All of the studies that evaluated the relationship between OBPM, HBPM, and ABPM found HBPM to be correlated with ABPM and this correlation was stronger than that of OBPM and ABPM.29,32,34–36 This agreement in combination with the low sensitivity of office BP to detect optimal BP control by ABPM30 and the added association of HBPM with cardiovascular mortality26 all support the use of HBPM when treating hypertension. It is not surprising that routine use of HBPM has been recommend for almost a decade.40 Currently, the American Heart Association, the American Society of Hypertension, and the Preventive Cardiovascular Nurses Association suggest that HBPM be incorporated into usual care.41
By comparison, HBPM has some advantages over ABPM. The availability of affordable BP monitoring devices has allowed individuals to measure and record BPs repeatedly throughout their course of treatment. In contrast, ABPM is not directly available to patients, and its high cost presents a barrier to initial and repeated testing. By requiring the individual to wear the cuff and monitor continuously, ABPM does interfere with daily activities and sleep. Although, any advantage in convenience or comfort with HBPM is weighed against the superior standardization of BP measurement and the acquisition of sleep-time BP data by 24-hour ABPM.

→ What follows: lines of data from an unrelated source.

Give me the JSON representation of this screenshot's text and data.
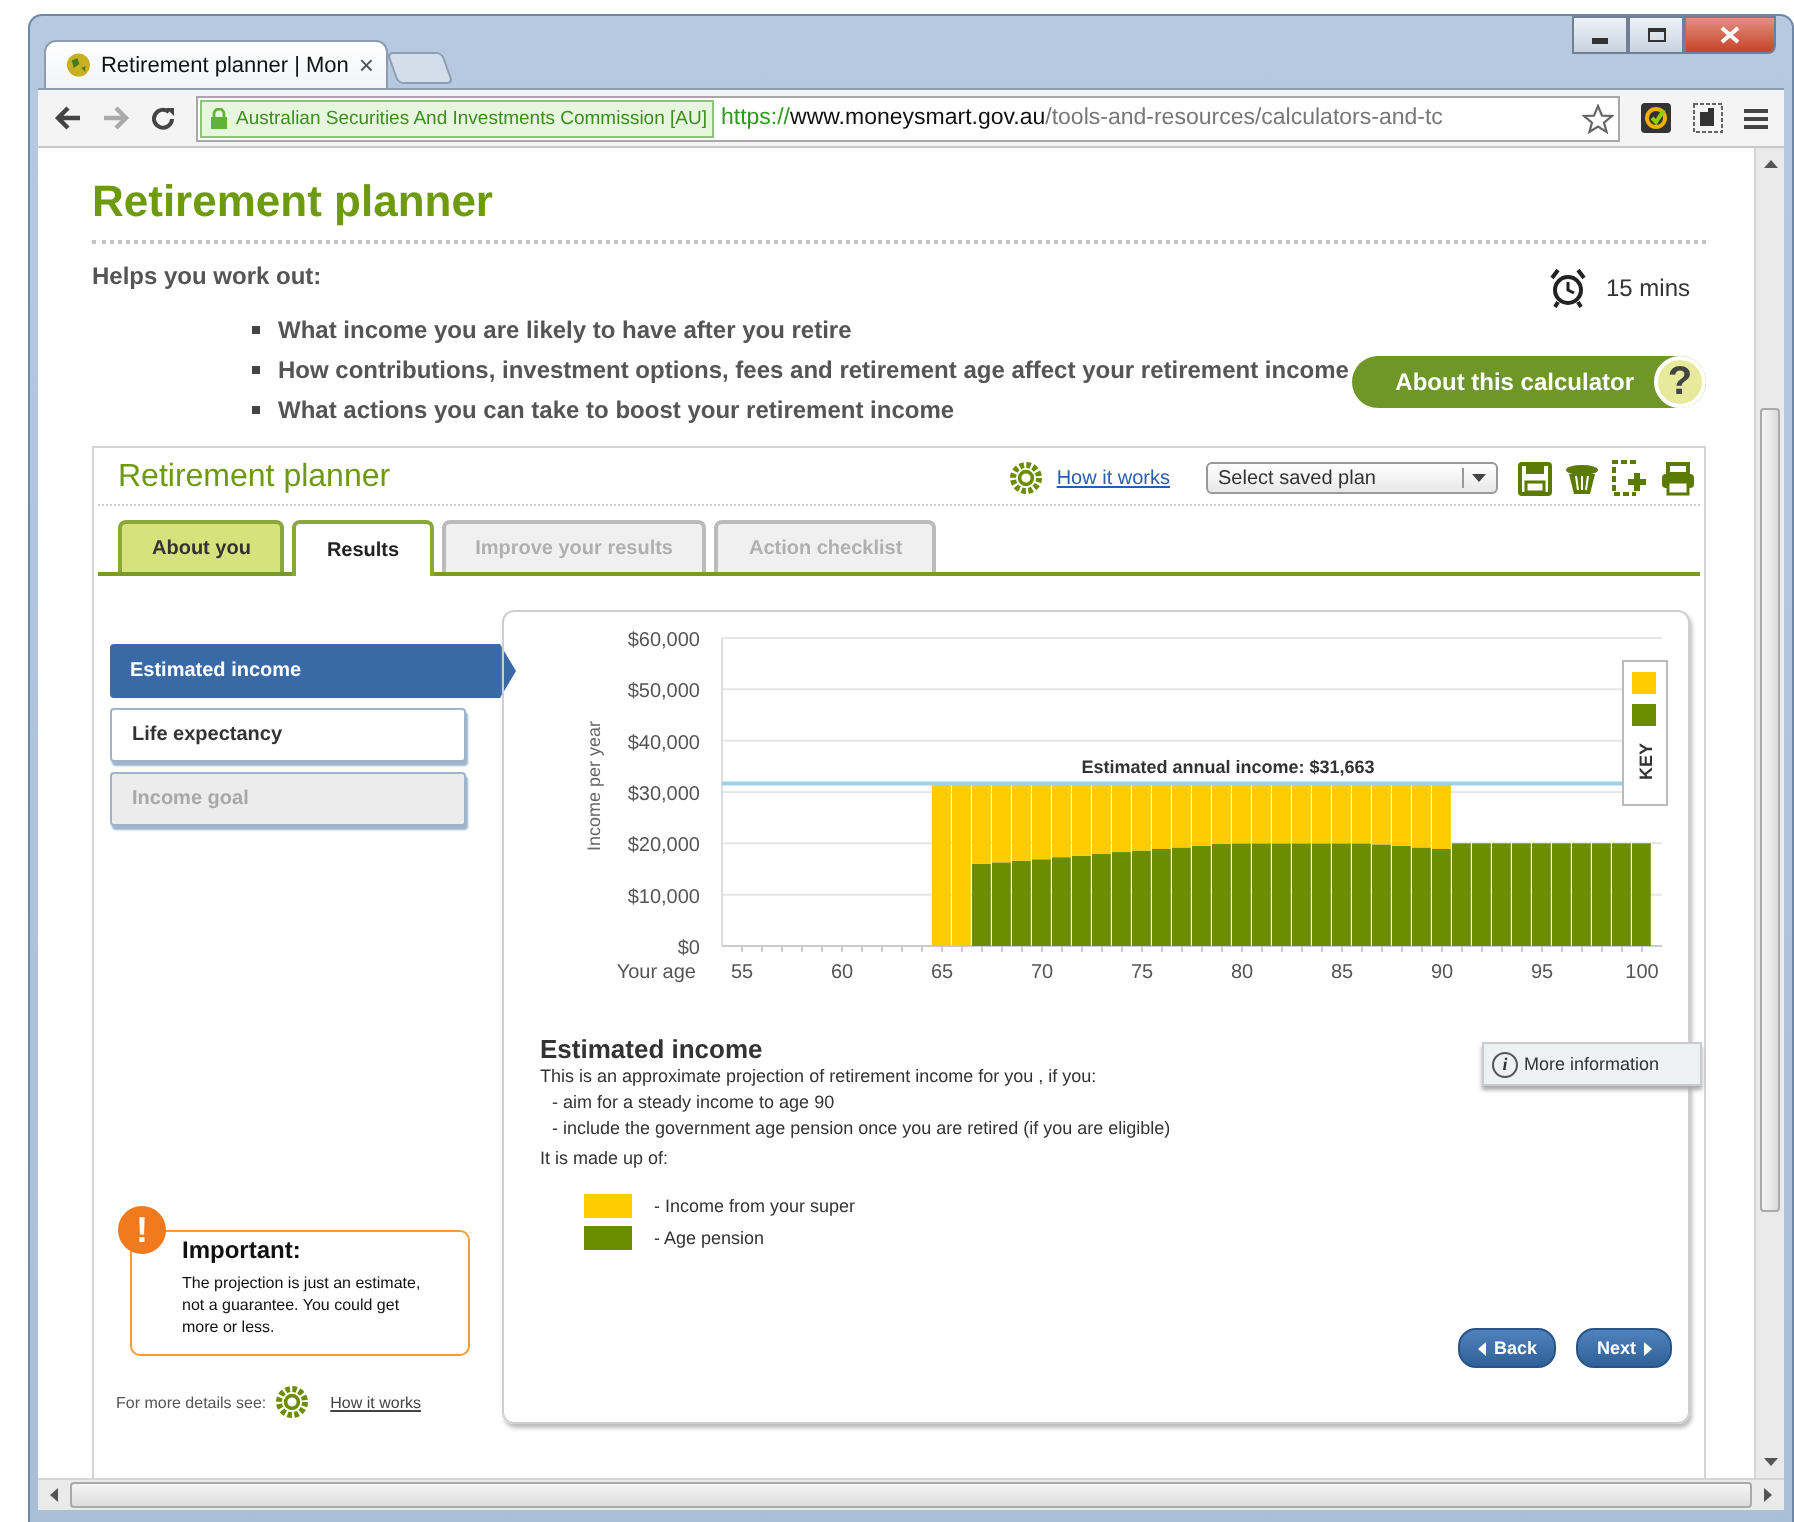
{
  "browser": {
    "tab_title": "Retirement planner | Mon",
    "tab_close": "×",
    "security_label": "Australian Securities And Investments Commission [AU]",
    "url_scheme": "https://",
    "url_host": "www.moneysmart.gov.au",
    "url_path": "/tools-and-resources/calculators-and-tc"
  },
  "page": {
    "title": "Retirement planner",
    "intro": "Helps you work out:",
    "duration": "15 mins",
    "bullets": [
      "What income you are likely to have after you retire",
      "How contributions, investment options, fees and retirement age affect your retirement income",
      "What actions you can take to boost your retirement income"
    ],
    "about_button": "About this calculator",
    "about_icon": "?"
  },
  "calculator": {
    "title": "Retirement planner",
    "how_it_works": "How it works",
    "plan_select": {
      "placeholder": "Select saved plan"
    },
    "tabs": [
      {
        "label": "About you",
        "selected": false,
        "disabled": false
      },
      {
        "label": "Results",
        "selected": true,
        "disabled": false
      },
      {
        "label": "Improve your results",
        "selected": false,
        "disabled": true
      },
      {
        "label": "Action checklist",
        "selected": false,
        "disabled": true
      }
    ],
    "nav": [
      {
        "label": "Estimated income",
        "selected": true,
        "disabled": false
      },
      {
        "label": "Life expectancy",
        "selected": false,
        "disabled": false
      },
      {
        "label": "Income goal",
        "selected": false,
        "disabled": true
      }
    ],
    "important": {
      "icon": "!",
      "title": "Important:",
      "text": "The projection is just an estimate, not a guarantee. You could get more or less."
    },
    "details_label": "For more details see:",
    "details_link": "How it works",
    "results": {
      "chart_key": "KEY",
      "chart_data": {
        "type": "bar",
        "stacked": true,
        "grid": true,
        "xlabel": "Your age",
        "ylabel": "Income per year",
        "x": [
          65,
          66,
          67,
          68,
          69,
          70,
          71,
          72,
          73,
          74,
          75,
          76,
          77,
          78,
          79,
          80,
          81,
          82,
          83,
          84,
          85,
          86,
          87,
          88,
          89,
          90,
          91,
          92,
          93,
          94,
          95,
          96,
          97,
          98,
          99,
          100
        ],
        "series": [
          {
            "name": "- Age pension",
            "color": "#6b8e00",
            "values": [
              null,
              null,
              16000,
              16300,
              16600,
              16900,
              17300,
              17600,
              18000,
              18300,
              18600,
              18900,
              19200,
              19500,
              19900,
              20000,
              20000,
              20000,
              20000,
              20000,
              20000,
              20000,
              19800,
              19500,
              19200,
              18900,
              20000,
              20000,
              20000,
              20000,
              20000,
              20000,
              20000,
              20000,
              20000,
              20000
            ]
          },
          {
            "name": "- Income from your super",
            "color": "#ffcc00",
            "values": [
              31700,
              31700,
              15700,
              15400,
              15100,
              14800,
              14400,
              14100,
              13700,
              13400,
              13100,
              12800,
              12500,
              12200,
              11800,
              11700,
              11700,
              11700,
              11700,
              11700,
              11700,
              11700,
              11900,
              12200,
              12500,
              12800,
              null,
              null,
              null,
              null,
              null,
              null,
              null,
              null,
              null,
              null
            ]
          }
        ],
        "xlim": [
          54,
          101
        ],
        "ylim": [
          0,
          60000
        ],
        "xticks": [
          55,
          60,
          65,
          70,
          75,
          80,
          85,
          90,
          95,
          100
        ],
        "yticks": [
          {
            "value": 0,
            "label": "$0"
          },
          {
            "value": 10000,
            "label": "$10,000"
          },
          {
            "value": 20000,
            "label": "$20,000"
          },
          {
            "value": 30000,
            "label": "$30,000"
          },
          {
            "value": 40000,
            "label": "$40,000"
          },
          {
            "value": 50000,
            "label": "$50,000"
          },
          {
            "value": 60000,
            "label": "$60,000"
          }
        ],
        "ref_lines": [
          {
            "axis": "y",
            "value": 31663,
            "label": "Estimated annual income: $31,663"
          }
        ]
      },
      "heading": "Estimated income",
      "more_info": "More information",
      "more_info_icon": "i",
      "intro": "This is an approximate projection of retirement income for you , if you:",
      "conditions": [
        "- aim for a steady income to age 90",
        "- include the government age pension once you are retired (if you are eligible)"
      ],
      "made_up": "It is made up of:",
      "back": "Back",
      "next": "Next"
    }
  }
}
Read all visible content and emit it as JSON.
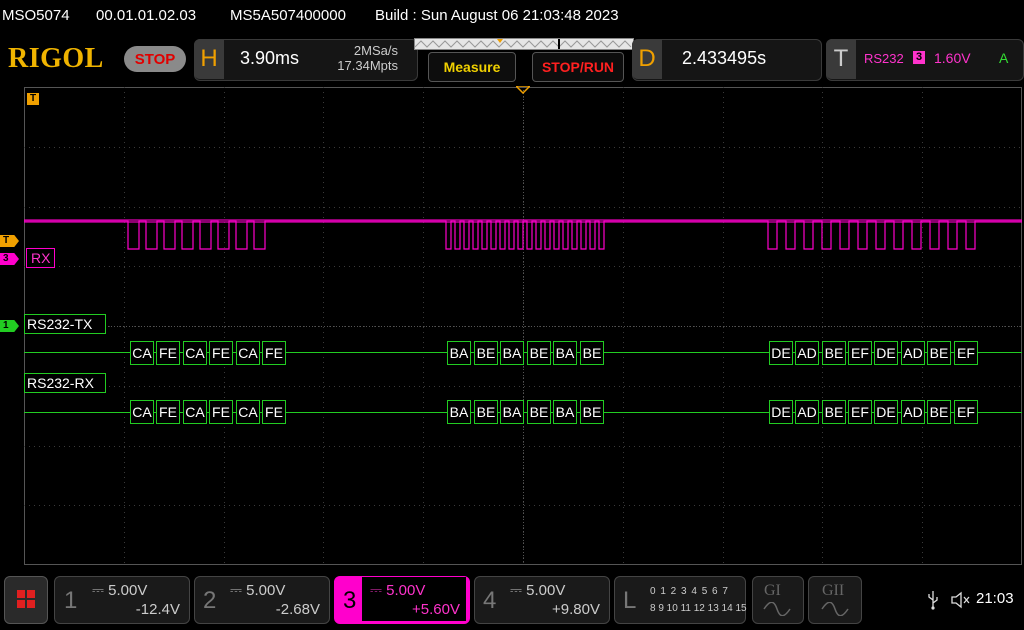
{
  "topbar": {
    "model": "MSO5074",
    "firmware": "00.01.01.02.03",
    "serial": "MS5A507400000",
    "build": "Build : Sun August 06 21:03:48 2023"
  },
  "logo": "RIGOL",
  "run_state": "STOP",
  "horizontal": {
    "letter": "H",
    "timebase": "3.90ms",
    "sample_rate": "2MSa/s",
    "memory_depth": "17.34Mpts"
  },
  "buttons": {
    "measure": "Measure",
    "stop_run": "STOP/RUN"
  },
  "delay": {
    "letter": "D",
    "value": "2.433495s"
  },
  "trigger": {
    "letter": "T",
    "type": "RS232",
    "source": "3",
    "level": "1.60V",
    "mode": "A"
  },
  "markers": {
    "trigger_top": "T",
    "trigger_left": "T",
    "ch3": "3",
    "ch1": "1"
  },
  "decode": {
    "rx_label": "RX",
    "tx_bus_label": "RS232-TX",
    "rx_bus_label": "RS232-RX",
    "bytes": [
      "CA",
      "FE",
      "CA",
      "FE",
      "CA",
      "FE",
      "BA",
      "BE",
      "BA",
      "BE",
      "BA",
      "BE",
      "DE",
      "AD",
      "BE",
      "EF",
      "DE",
      "AD",
      "BE",
      "EF"
    ]
  },
  "channels": [
    {
      "num": "1",
      "scale": "5.00V",
      "offset": "-12.4V"
    },
    {
      "num": "2",
      "scale": "5.00V",
      "offset": "-2.68V"
    },
    {
      "num": "3",
      "scale": "5.00V",
      "offset": "+5.60V"
    },
    {
      "num": "4",
      "scale": "5.00V",
      "offset": "+9.80V"
    }
  ],
  "logic": {
    "letter": "L",
    "row1": "0 1 2 3  4 5 6 7",
    "row2": "8 9 10 11 12 13 14 15"
  },
  "generators": [
    "GI",
    "GII"
  ],
  "status": {
    "time": "21:03"
  },
  "colors": {
    "ch1": "#22cc22",
    "ch3": "#ff00cc",
    "accent": "#f0a000",
    "grid": "#3a3a3a"
  }
}
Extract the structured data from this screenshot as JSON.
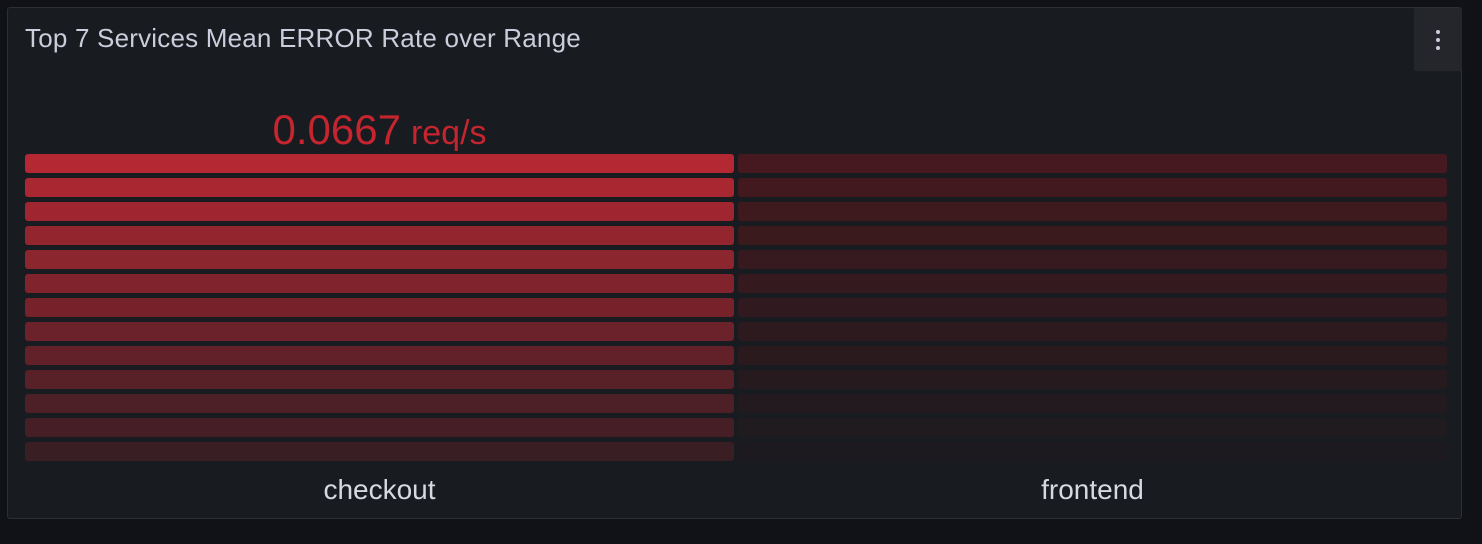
{
  "panel": {
    "title": "Top 7 Services Mean ERROR Rate over Range",
    "menu_icon": "vertical-ellipsis-icon"
  },
  "colors": {
    "accent_red": "#c4252f",
    "bar_lit": "#b32833",
    "bar_unlit": "#45191f",
    "panel_bg": "#181b1f",
    "page_bg": "#111217",
    "title_text": "#ccccdc"
  },
  "chart_data": {
    "type": "bar",
    "title": "Top 7 Services Mean ERROR Rate over Range",
    "unit": "req/s",
    "categories": [
      "checkout",
      "frontend"
    ],
    "values": [
      0.0667,
      0
    ],
    "value_labels": [
      "0.0667",
      ""
    ],
    "display": "retro-lcd bar gauge, vertical",
    "segments_per_bar": 13,
    "max": 0.0667
  }
}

It is important to note that large randomized trials investigating hypertension treatment have targeted BP measured during study visits, similar to OBPM, when evaluating medication efficacy and participant outcomes. For this reason, HBPM should not supplant OBPM. While the addition of HBPM will help physicians to identify patients with masked-uncontrolled hypertension (ie, individuals controlled in the office yet uncontrolled at home), in patients with low home BPs, HBPM data can adversely affect treatment decisions. The study by Bailey et al offers a reminder to physicians that care must be taken when incorporating HBPM data into treatment strategies. Physician behavior was influenced by HBPM readings and resulted in fewer prescribed medications; systolic BP by 24-hour ABPM was 137±3 mmHg for the group randomized to HBPM compared with 130±3 mmHg in the usual care group.37
However, HBPM can improve BP control through its indirect effects on patients. HBPM encourages patient-centered care. Self-monitoring of BP reminds patients of the importance of medication adherence and healthy lifestyle factors. The study by Fuchs et al supports these indirect effects of self-monitoring. Participating in HBPM alone improved BP control.38
In the review process, we identified numerous studies with both HBPM and ABPM data that were designed as validation studies for BP monitoring devices. While these studies do contain information regarding BP control, they did not align with our interpretation of the outcome of BP control. Variability existed in the timing of HBPM both in the length of monitoring time (2–14 days) and in the frequency of measurement (two to six times per day). On the other hand, ABPM was more consistent with measurements every 15–20 minutes while awake and 15–30 minutes while asleep for a total of 24–44 hours.
An important distinction between HBPM and ABPM is the inclusion of nocturnal measurements with ABPM. We did not pursue outcome associations with isolated nocturnal hypertension. Furthermore, this study examined the effect of BP measurement type on BP control and clinical outcomes, yet did not attempt to answer the question of what is the goal BP.
Our findings support the guideline recommendations to include HBPM in the management of hypertension. The benefits of identifying masked-uncontrolled hypertension and increasing patient participation in his/her care outweigh the risk of undertreating patients with white coat phenomena.
The authors report no conflicts of interest in this work.